Report Faults U.S. Police Training In Afghanistan


A report by the Pentagon and the State Department found that the American-trained police force in Afghanistan is largely incapable of carrying out routine law enforcement work, and that managers of the $1.1 billion training program cannot say how many officers are on duty or where thousands of trucks and other equipment issued to police units have gone, the New York Times says. The report said that no effective field training program had been established in Afghanistan, in part because of a slow, ineffectual start and understaffing.

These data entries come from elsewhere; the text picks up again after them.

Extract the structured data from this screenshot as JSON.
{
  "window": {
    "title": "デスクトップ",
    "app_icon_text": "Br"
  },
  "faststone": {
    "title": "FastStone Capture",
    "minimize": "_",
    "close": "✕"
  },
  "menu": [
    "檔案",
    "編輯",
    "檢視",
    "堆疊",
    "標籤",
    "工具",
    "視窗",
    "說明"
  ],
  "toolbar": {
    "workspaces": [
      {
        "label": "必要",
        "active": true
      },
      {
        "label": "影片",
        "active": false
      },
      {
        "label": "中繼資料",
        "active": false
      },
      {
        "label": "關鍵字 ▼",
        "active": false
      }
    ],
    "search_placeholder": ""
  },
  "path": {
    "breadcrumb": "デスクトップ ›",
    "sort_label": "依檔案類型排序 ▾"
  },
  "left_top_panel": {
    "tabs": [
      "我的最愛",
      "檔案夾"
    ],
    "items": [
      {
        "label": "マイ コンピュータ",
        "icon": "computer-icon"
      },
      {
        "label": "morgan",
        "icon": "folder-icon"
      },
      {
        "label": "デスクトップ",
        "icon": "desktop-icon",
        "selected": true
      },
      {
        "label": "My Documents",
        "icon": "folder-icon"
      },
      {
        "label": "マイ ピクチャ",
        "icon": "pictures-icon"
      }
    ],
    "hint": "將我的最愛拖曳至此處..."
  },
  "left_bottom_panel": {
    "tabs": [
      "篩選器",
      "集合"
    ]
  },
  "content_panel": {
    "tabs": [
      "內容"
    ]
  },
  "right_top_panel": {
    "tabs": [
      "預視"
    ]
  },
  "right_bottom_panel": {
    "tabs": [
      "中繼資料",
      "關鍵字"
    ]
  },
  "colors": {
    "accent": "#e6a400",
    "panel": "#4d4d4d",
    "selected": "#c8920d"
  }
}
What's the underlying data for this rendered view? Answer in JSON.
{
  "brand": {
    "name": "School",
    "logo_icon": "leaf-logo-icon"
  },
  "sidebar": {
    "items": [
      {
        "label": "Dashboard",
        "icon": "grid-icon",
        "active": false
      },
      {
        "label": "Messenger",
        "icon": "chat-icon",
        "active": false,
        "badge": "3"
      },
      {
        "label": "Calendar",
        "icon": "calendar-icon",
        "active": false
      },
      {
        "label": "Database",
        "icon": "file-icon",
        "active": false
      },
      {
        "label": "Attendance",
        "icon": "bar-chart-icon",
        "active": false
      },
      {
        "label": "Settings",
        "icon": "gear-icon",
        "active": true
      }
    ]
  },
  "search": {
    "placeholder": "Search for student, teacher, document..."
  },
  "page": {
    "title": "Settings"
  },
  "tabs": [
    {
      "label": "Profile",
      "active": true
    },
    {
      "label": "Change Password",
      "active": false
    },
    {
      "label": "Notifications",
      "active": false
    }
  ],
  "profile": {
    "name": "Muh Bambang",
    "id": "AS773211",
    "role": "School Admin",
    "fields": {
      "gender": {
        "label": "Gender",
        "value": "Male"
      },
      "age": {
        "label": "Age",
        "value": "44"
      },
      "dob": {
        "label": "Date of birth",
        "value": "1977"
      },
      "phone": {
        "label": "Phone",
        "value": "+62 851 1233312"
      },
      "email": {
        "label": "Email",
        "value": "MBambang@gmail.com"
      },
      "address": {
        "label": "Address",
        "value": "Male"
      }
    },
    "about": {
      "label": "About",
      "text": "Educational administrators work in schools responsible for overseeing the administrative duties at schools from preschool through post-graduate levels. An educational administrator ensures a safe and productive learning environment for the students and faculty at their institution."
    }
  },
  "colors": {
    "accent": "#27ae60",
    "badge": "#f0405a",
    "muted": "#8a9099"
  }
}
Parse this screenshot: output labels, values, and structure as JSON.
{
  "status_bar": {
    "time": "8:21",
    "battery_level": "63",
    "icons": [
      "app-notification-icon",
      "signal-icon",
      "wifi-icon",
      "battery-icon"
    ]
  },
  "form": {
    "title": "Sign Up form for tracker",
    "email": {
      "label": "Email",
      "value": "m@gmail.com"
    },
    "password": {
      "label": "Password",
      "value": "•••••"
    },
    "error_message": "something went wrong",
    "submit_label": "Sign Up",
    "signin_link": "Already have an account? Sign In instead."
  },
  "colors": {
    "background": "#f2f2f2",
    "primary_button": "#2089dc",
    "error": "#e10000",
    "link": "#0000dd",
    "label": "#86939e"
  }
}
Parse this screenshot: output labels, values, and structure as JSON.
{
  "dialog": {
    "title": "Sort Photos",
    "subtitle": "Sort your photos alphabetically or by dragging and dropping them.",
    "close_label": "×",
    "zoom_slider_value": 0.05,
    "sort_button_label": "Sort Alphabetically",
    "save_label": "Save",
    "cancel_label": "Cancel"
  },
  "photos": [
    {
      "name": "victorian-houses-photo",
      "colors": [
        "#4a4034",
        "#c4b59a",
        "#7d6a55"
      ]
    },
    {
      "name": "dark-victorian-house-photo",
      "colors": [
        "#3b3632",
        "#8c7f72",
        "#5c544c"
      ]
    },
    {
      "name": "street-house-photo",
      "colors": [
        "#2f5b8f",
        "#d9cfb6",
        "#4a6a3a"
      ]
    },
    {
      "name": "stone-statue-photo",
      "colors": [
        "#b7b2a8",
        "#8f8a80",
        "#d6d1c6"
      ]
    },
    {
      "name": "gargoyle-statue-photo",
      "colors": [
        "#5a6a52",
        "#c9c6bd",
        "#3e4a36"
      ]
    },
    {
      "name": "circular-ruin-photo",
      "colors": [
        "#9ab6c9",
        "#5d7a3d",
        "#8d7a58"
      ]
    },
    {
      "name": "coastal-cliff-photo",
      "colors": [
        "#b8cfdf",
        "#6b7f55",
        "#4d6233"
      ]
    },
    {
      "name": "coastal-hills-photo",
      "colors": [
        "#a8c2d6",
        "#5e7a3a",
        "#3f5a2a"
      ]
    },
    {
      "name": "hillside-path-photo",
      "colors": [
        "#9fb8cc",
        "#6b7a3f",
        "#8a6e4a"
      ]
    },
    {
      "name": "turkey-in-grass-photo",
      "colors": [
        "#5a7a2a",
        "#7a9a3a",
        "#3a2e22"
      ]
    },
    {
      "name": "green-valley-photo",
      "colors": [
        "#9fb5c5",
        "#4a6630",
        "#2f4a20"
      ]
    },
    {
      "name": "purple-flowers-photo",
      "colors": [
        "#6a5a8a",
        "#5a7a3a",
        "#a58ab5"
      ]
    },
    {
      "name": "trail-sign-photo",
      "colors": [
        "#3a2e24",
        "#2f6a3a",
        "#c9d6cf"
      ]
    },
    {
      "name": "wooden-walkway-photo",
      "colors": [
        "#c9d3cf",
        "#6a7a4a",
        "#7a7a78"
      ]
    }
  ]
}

Police training experts agreed with the report's findings; some said they had warned for years that field training was the backbone of a strong program. The main contractor involved is DynCorp International of Virginia. Given the state of the police force, an estimated $600 million per year will be needed indefinitely to sustain it, says the report. DynCorp, based in Falls Church, Va., has 14,000 employees in about 33 countries. The firm also won the largest part of the training work in Iraq; got $1.6 billion for training and security work in Iraq and Afghanistan in the 2004, 2005 and 2006 fiscal years. The work accounted for roughly 30 percent of the company's revenue in those years. The company has sent 377 police advisers to Afghanistan, roughly half the number the U.S. has deployed in Iraq. Experts say far more police advisers are needed in Afghanistan, which is about the same size as Iraq.